I’m not as captivated by her as I once was, but I still do one thing to keep her in my life. Over the years, I’ve collected about 15 volumes of Alice’s Adventures in Wonderland or related material. It ranges from vintage children’s editions to Barnes and Nobel releases to collectors pieces. Most of them I’ve acquired used but a few have been gifts. I love each of them for different reasons but if I had to narrow down my favorites, it’d be these three.

Barnes and Nobel Classics, 2005

Like most of my copies, this one came from a used bookstore. It’s the first one I bought and it’s the copy that introduced me to Wonderland. I adore the cover art by Milo Winter and would happily add a print of it to my Alice art collection.

Grosset and Dunlap, around 1970

While this copy is used (and worn), I didn’t acquire it from a store. I stumbled upon it while digging through a box in my parent’s garage. In the inside cover is my aunt’s 10-year-old handwriting scrawling her childhood address and the year.
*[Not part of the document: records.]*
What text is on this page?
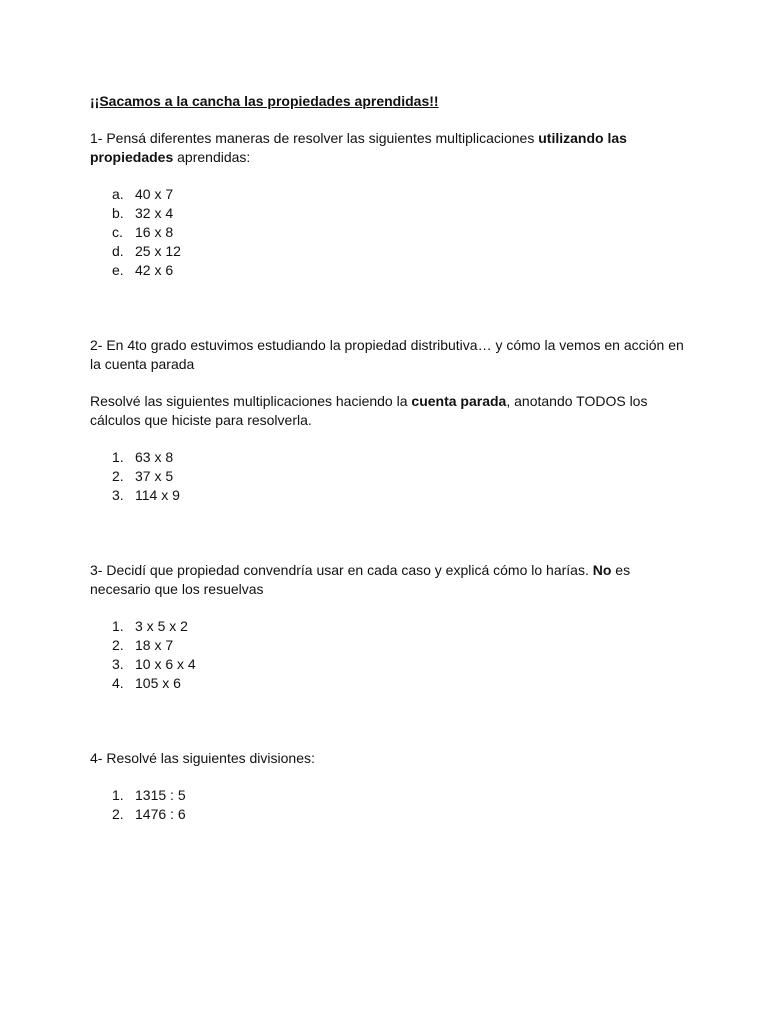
¡¡Sacamos a la cancha las propiedades aprendidas!!

1- Pensá diferentes maneras de resolver las siguientes multiplicaciones utilizando las propiedades aprendidas:

a. 40 x 7
b. 32 x 4
c. 16 x 8
d. 25 x 12
e. 42 x 6

2- En 4to grado estuvimos estudiando la propiedad distributiva… y cómo la vemos en acción en la cuenta parada

Resolvé las siguientes multiplicaciones haciendo la cuenta parada, anotando TODOS los cálculos que hiciste para resolverla.

1. 63 x 8
2. 37 x 5
3. 114 x 9

3- Decidí que propiedad convendría usar en cada caso y explicá cómo lo harías. No es necesario que los resuelvas

1. 3 x 5 x 2
2. 18 x 7
3. 10 x 6 x 4
4. 105 x 6

4- Resolvé las siguientes divisiones:

1. 1315 : 5
2. 1476 : 6
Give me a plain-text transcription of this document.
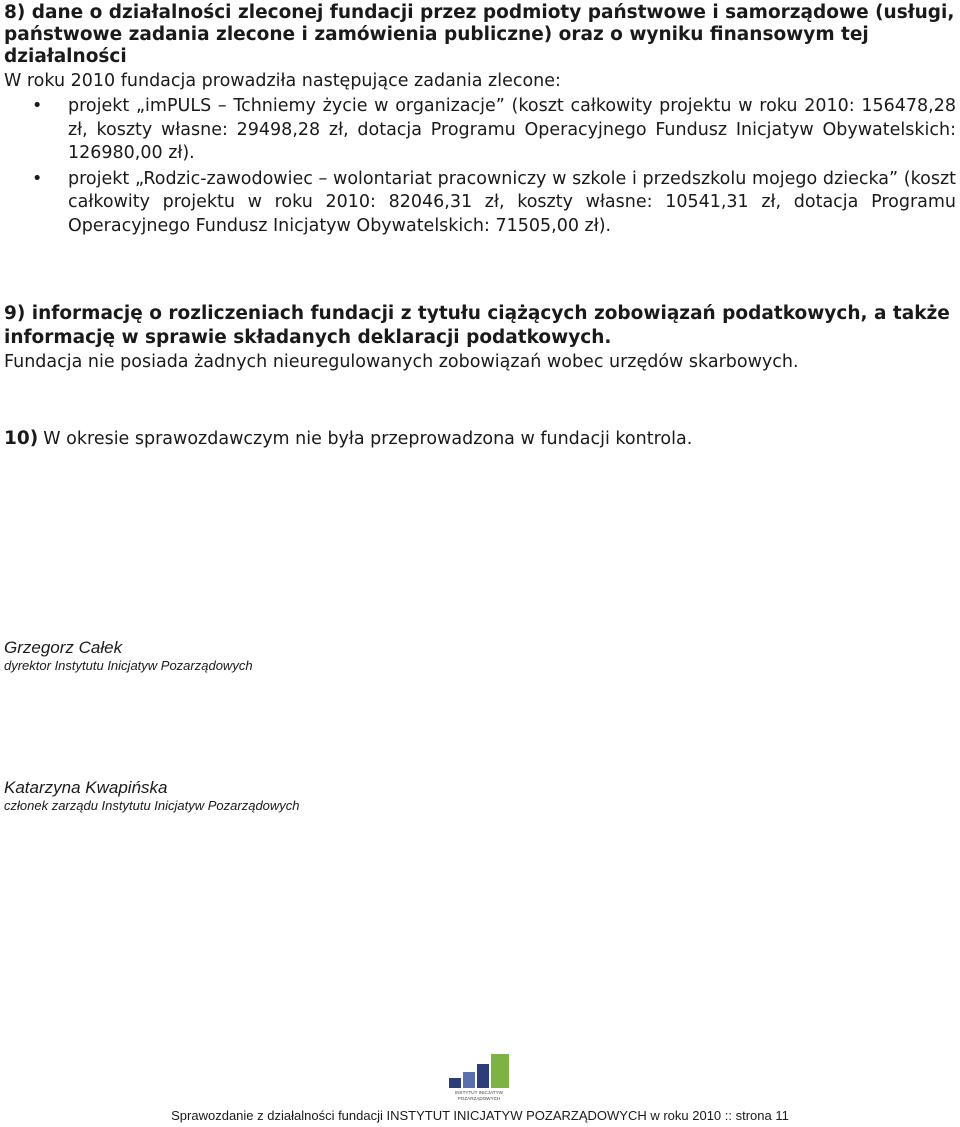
8) dane o działalności zleconej fundacji przez podmioty państwowe i samorządowe (usługi, państwowe zadania zlecone i zamówienia publiczne) oraz o wyniku finansowym tej działalności
W roku 2010 fundacja prowadziła następujące zadania zlecone:
• projekt „imPULS – Tchniemy życie w organizacje” (koszt całkowity projektu w roku 2010: 156478,28 zł, koszty własne: 29498,28 zł, dotacja Programu Operacyjnego Fundusz Inicjatyw Obywatelskich: 126980,00 zł).
• projekt „Rodzic-zawodowiec – wolontariat pracowniczy w szkole i przedszkolu mojego dziecka” (koszt całkowity projektu w roku 2010: 82046,31 zł, koszty własne: 10541,31 zł, dotacja Programu Operacyjnego Fundusz Inicjatyw Obywatelskich: 71505,00 zł).
9) informację o rozliczeniach fundacji z tytułu ciążących zobowiązań podatkowych, a także informację w sprawie składanych deklaracji podatkowych.
Fundacja nie posiada żadnych nieuregulowanych zobowiązań wobec urzędów skarbowych.
10) W okresie sprawozdawczym nie była przeprowadzona w fundacji kontrola.
Grzegorz Całek
dyrektor Instytutu Inicjatyw Pozarządowych
Katarzyna Kwapińska
członek zarządu Instytutu Inicjatyw Pozarządowych
INSTYTUT INICJATYW
POZARZĄDOWYCH
Sprawozdanie z działalności fundacji INSTYTUT INICJATYW POZARZĄDOWYCH w roku 2010 :: strona 11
Being a family heirloom, it can’t help but be one of my favorites.

Hodder and Stoughton, 1982
Illustrations by Gwynedd M. Hudson

This one was another used bookstore find and it was my first true collectors piece. I found it in a little shop in Nashville, Indiana. The store had recently attained some rare copies from a collectors estate. Being a poor student at the time, this was the only one I could afford. It’s bound in genuine leather and I rarely take it out of the protective paper wrapping it. While it isn’t the most expensive in my collection now, it’s one of the ones most valuable to me.

It may look like a copy of Alice in Wonderland
But that’s not Alice…
There she is!

Last but not least, a little bonus. I found this one, you guessed it, at a used bookstore. It was made by a company called “The Bookbox Company” but it seems that they’re no longer in business and their website is down. I love hidey holes and secret compartments so I jumped for joy when I found this.